Given a function of one-variable and a possible bracketing interval, return the minimum of the function isolated to a fractional precision of tol. A bracketing interval is a triple (a,b,c) where (a<b<c) and func(b) < func(a),func(c). If bracket is two numbers then they are assumed to be a starting interval for a downhill bracket search (see bracket)

Uses inverse parabolic interpolation when possible to speed up convergence of golden section method.

golden(func, args=(), brack=None, tol=1.49e-8, full_output=0)

source code 

Given a function of one-variable and a possible bracketing interval, return the minimum of the function isolated to a fractional precision of tol. A bracketing interval is a triple (a,b,c) where (a<b<c) and func(b) < func(a),func(c). If bracket is two numbers then they are assumed to be a starting interval for a downhill bracket search (see bracket)

Uses analog of bisection method to decrease the bracketed interval.

fmin_powell(func, x0, args=(), xtol=1e-4, ftol=1e-4, maxiter=None, maxfun=None, full_output=0, disp=1)

source code 
Minimize a function using modified Powell's method.

Description:

  Uses a modification of Powell's method to find the minimum of a function
  of N

Inputs:

  func -- the Python function or method to be minimized.
  x0 -- the initial guess.
  args -- extra arguments for func.

Outputs: (xopt, {fopt, xi, iter, funcalls, warnflag})
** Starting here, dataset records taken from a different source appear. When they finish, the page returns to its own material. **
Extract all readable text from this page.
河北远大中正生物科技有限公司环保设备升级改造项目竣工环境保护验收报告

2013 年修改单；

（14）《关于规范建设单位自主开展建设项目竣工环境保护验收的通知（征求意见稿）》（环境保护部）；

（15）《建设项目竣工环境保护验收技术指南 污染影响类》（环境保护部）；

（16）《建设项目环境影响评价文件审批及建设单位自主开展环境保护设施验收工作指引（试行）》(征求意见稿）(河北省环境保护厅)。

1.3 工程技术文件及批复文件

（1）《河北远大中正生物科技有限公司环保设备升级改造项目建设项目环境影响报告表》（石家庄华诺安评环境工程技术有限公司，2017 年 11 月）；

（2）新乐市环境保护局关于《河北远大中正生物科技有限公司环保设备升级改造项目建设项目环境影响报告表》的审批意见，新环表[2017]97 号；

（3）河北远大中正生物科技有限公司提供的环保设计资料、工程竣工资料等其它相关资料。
  xopt -- minimizer of function

  fopt  -- value of function at minimum: fopt = func(xopt)
  direc -- current direction set
  iter -- number of iterations
  funcalls -- number of function calls
  warnflag -- Integer warning flag:
              1 : 'Maximum number of function evaluations.'
              2 : 'Maximum number of iterations.'

Additional Inputs:

  xtol -- line-search error tolerance.
  ftol -- acceptable relative error in func(xopt) for convergence.
  maxiter -- the maximum number of iterations to perform.
  maxfun -- the maximum number of function evaluations.
  full_output -- non-zero if fval and warnflag outputs are desired.
  disp -- non-zero to print convergence messages.